Hike in suicide rates
Many would probably agree with this, that alcohol comes in handy while trying to drown worries, sorrows, fears and other negative feelings.
“People frustrated with life have just that one drink to go to at the end of the day,” said Arundhati Singh, a 26-year-old lawyer. “If you take even that from them, living would get difficult.”
A lot more protests
“We Dilliwalas love to take to the streets to protest. With something as big as a liquor ban, the streets would be filled with people protesting against the move until it is overturned. It will only add to the number of protests we already have on Delhi streets,” said Naman Agarwal, a 25-year-old software engineer. Hard to argue with that.
Delhi has much to offer in terms of leisure – culture, architecture, retail, arts. But, come summers, it’s a cold draught with friends that always wins. Hanging-out with friends over weekends, a major stress buster for most, won’t be the same.
“Alcohol is a great equaliser. It brings everyone on the same page and helps making friends easier. Meeting friends or new people would not be as much fun without alcohol,” said 26-year-old Spandan Murthy, a structural engineer.
Senaara Ailawadi agrees, and she would know; she’s a public relation officer. “We would miss out on so much fun. Liquor helps you ease a bit and gives you such fantastic and hilarious memories. We’d not be looking forward to spending time with friends on weekends as eagerly as we do now.”
We’ll get poorer, so would the government
Making cigarettes more expensive has hurt smokers, but has hardly cut down on their number. Manish Sain, a 28-year-old media professional, thinks the same would be the case with alcohol.
“No ban can prevent booze lovers from drinking… Because it would get costlier, I might drink four times a week instead of everyday. It would burn a bigger hole in my pocket but that’s that.”
Praditi Jain, a 23-year-old analyst, adds, “Government gets a sizeable share of its taxes from liquor licenses. There is a liquor store every 1.5 kms. It will lose out on a lot of money. It cannot afford to ban alcohol.”
Big, fat Punjabi weddings won’t be the same
Can you imagine weddings in Delhi without the free flow of alcohol? “Punjabis would just abandon Delhi as their wedding destination and we would be losing out on the hullabaloo, revelry and madness that these weddings are,” said Tara Saboo, a 30-year-old event manager.

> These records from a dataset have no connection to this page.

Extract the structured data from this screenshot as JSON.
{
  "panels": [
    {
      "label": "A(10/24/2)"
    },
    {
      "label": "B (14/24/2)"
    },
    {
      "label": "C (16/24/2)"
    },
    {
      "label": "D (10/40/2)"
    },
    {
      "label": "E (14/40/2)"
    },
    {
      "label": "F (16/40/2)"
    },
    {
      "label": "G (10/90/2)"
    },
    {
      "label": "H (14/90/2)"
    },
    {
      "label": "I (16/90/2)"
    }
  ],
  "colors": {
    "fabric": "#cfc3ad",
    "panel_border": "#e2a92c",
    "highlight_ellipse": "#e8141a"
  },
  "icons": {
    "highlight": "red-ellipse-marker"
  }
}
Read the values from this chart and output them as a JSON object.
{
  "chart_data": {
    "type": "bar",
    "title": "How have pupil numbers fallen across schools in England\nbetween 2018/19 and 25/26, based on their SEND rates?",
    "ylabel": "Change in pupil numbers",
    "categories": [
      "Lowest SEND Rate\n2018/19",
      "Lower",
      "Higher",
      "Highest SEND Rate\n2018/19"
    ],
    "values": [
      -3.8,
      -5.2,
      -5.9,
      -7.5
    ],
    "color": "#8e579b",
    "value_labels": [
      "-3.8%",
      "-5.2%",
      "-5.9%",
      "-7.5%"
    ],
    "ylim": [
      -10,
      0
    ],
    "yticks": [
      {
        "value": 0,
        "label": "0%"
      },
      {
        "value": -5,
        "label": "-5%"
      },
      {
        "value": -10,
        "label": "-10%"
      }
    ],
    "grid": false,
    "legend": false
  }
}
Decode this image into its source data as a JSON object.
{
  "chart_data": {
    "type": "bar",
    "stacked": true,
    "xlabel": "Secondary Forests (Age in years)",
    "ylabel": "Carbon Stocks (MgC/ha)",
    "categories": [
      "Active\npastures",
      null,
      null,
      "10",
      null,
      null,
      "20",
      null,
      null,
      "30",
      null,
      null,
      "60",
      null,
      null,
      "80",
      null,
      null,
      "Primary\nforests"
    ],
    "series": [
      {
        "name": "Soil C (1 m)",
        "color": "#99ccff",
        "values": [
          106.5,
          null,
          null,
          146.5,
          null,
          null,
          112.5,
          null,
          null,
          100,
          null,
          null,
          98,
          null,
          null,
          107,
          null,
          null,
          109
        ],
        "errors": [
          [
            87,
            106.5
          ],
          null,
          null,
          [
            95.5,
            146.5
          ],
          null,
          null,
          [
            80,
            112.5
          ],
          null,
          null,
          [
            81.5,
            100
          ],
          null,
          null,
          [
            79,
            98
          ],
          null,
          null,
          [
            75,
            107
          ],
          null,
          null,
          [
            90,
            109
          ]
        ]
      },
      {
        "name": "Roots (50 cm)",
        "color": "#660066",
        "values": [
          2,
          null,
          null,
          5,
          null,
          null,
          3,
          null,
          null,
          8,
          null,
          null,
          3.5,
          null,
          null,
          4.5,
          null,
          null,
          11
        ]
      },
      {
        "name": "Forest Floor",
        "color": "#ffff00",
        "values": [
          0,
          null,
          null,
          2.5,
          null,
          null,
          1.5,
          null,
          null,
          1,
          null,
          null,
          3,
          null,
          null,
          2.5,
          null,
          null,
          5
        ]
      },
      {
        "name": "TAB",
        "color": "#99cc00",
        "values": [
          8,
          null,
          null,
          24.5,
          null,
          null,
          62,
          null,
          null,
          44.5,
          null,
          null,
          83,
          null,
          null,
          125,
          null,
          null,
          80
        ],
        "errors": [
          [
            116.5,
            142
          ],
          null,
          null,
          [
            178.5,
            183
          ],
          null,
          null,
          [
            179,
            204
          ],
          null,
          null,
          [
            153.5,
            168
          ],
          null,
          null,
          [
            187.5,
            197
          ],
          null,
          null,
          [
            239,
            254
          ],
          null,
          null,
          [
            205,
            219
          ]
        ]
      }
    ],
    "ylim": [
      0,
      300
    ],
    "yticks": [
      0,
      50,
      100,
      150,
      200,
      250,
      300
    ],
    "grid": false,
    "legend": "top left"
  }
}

In demand: Friends in the army
We’ve envied people in the defence services for the subsidised rates at which alcohol is available in defence canteens. If prohibition did come into force, everybody’s going to want a whole friend’s list of them.
“Being friends with people from the army will come back in vogue, more out of necessity than anything else,” said Zoya Wahi, an account manager.
Delhiites will get creative
From trying out other substances to attempting to brew their drink, Delhiites predict the city is going to have a new fad take over.
“People will start brewing their own alcohol and get to learn a new art,” said Harshit Passi, a 23-year-old engineer while Shreya Jain, a public relations officer, thinks other substances like Marijuana could find new takers.
“If alcohol actually does get banned in Delhi, we’ll have to wait until Patanjali comes up with its ultra-legit rum,” joked a 24-year-old travel writer, Shreshti Verma.
With no liquor around, people will have to look for other reasons to blame all that is wrong with the society. “It would be interesting to see what could get as infamous as alcohol,” added Rahul Tyagi, an analyst by profession.
So Delhi, in case you are thinking about the ban, you know what to factor in. Our advice, don’t do it *hic*.